Re-visiting splitting a large .csv

Follow-up on a years-old post titled Options for splitting a large .csv into smaller files: awk, technically gawk, is the best way to do this.

I wanted tinker with a 4.5 GB .csv file. It has data from 2012 - 2020 so I wanted to split it by year. There isn't a year column but each row has a date column in the format mm/dd/yyyy. It turns out gawk does make this pretty easy, even if the syntax to do it is funky:

gawk -F ',' 'NR==1{ h=$0 }NR>1{ print (!a[substr($2,7,4)]++? h ORS $0 : $0) > substr($2,7,4)".csv" }' big.csv  

This mostly came from a Unix & Linux StackExchange answer and the description there does a good job of explaining what's going on. In addition, my small changes:

  • specify the delimiter with -F (gawk defaults to whitespace)
  • use substr() to pull out the year from the second column ($2)
  • add column headers when starting a new file

Losing column headers was why I'd avoided awk in the past.

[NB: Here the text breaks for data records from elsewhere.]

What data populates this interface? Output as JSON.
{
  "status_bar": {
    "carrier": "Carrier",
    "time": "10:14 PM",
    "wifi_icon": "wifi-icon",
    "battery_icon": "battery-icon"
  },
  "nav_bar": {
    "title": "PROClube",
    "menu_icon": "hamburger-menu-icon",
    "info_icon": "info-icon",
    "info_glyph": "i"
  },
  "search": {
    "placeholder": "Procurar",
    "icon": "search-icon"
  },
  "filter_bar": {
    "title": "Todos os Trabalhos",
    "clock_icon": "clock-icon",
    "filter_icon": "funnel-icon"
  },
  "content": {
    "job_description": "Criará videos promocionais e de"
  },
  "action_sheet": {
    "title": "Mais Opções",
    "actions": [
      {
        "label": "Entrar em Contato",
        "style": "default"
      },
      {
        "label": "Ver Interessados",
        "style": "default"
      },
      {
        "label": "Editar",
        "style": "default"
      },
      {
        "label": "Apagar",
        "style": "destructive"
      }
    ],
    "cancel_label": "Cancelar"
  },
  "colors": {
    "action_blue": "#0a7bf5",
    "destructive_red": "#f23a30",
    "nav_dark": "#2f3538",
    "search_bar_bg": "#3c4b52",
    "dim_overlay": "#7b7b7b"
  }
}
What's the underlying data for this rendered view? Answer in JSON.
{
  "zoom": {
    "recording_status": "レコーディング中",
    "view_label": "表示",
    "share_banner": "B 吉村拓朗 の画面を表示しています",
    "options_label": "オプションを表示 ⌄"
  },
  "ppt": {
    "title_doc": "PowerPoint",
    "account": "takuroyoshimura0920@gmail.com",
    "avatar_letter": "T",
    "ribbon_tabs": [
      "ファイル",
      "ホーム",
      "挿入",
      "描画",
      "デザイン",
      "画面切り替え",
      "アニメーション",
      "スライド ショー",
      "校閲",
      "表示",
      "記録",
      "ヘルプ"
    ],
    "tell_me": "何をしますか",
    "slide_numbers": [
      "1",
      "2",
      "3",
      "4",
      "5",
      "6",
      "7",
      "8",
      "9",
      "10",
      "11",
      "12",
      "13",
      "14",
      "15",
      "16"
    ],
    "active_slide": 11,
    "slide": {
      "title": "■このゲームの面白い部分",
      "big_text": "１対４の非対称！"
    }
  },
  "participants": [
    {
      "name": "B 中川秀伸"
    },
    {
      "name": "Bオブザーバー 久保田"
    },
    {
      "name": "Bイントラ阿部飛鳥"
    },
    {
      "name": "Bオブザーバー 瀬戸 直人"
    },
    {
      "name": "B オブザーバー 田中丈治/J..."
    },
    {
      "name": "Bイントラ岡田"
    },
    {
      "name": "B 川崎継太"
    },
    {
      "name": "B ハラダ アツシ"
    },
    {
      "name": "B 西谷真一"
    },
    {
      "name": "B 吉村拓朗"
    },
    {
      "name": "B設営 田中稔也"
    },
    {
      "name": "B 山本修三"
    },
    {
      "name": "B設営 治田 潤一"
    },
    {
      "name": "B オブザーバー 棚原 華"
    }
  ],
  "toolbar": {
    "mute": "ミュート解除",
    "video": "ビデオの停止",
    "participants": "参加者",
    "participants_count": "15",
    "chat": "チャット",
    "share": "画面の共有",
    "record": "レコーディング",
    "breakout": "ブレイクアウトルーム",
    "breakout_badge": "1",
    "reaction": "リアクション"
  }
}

By keeping them in a variable, h, and using that variable to write headers when encountering a new year, !a[substr($2,7,4)], this does exactly what you want when splitting one .csv file into many.

It's simple to get gawk from homebrew, so the bar for using this tool is pretty low. This command gets through that 4.5 GB .csv file in a couple minutes.